The name jolted me. I summoned forth the pieces in a haphazard way. An old woman who traveled miles from Hay Bay into town to sell her produce sped across my mind. Consistent to the end, she sauntered through drudgery and routine until they claimed her sanity.

"Must be the climate in these parts," I found myself saying drily in the back of my throat. Meg was staring at me. I made an attempt to put my eyes off her.

I nodded my agreement indicating I had heard the name.

"Yes, Direxa. Of good Puritan stock, I added."

She spoke no agreement this time and told me to consult her if I had questions.

"Direxa, she's long dead!"

"I know, she still talks to me," Meg whispered turning to walk away.

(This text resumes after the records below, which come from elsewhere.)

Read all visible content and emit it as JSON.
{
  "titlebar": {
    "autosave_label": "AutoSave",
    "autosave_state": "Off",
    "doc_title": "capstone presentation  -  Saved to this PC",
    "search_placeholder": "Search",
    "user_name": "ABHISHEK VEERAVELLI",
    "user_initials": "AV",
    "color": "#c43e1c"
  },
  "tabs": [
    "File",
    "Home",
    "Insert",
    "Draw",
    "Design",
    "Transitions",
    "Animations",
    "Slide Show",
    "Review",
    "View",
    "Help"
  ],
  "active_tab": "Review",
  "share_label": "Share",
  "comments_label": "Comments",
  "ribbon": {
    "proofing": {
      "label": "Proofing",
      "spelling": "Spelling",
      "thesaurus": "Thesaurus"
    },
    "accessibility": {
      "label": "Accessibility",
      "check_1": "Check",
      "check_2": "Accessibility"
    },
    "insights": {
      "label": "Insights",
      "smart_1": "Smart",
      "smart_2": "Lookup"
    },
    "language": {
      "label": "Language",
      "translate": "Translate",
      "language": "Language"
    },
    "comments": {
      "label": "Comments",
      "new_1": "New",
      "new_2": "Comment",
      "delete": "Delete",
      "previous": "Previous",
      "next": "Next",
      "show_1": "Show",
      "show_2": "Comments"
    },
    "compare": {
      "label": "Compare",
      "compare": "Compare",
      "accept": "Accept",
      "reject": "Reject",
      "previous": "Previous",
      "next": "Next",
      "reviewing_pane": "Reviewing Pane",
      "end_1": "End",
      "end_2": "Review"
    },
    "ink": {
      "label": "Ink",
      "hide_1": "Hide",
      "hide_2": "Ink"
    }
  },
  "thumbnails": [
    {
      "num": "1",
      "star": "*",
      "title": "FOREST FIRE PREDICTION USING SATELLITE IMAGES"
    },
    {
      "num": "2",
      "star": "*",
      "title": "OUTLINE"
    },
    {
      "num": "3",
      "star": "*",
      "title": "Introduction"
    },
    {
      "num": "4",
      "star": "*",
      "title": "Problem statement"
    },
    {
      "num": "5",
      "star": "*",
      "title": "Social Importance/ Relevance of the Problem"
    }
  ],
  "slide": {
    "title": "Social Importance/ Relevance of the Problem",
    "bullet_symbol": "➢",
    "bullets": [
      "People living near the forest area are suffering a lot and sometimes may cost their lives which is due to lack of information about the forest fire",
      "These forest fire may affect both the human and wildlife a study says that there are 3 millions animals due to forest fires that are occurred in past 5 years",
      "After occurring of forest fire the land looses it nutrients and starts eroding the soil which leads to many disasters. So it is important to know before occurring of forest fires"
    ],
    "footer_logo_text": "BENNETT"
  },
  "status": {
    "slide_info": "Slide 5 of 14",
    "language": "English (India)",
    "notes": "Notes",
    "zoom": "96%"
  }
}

In a typical fashion, I thought of the lore concerning the supernatural adolescent reading had brought me--the Superstition mountains of Arizona, dream time and the Darling range in Australia's north, the Snowmen, the Wendigo tales of the Coast Salish Indians. These, it seemed, were not more exotic than the home spun tales of my province's eastern townships, Lennox and Addington. Those two ghostly minutemen drilling in the marshes of the Ontario Coomb, Canada's answer to the Fens district of East Anglica. Strange, much as my presence here volunteering information to a woman who freely talked in lurid details concerning poor Humboldt's death but not of cars that visited these roads at night, clairvoyance, poltergeists or spells that bound her to a second home.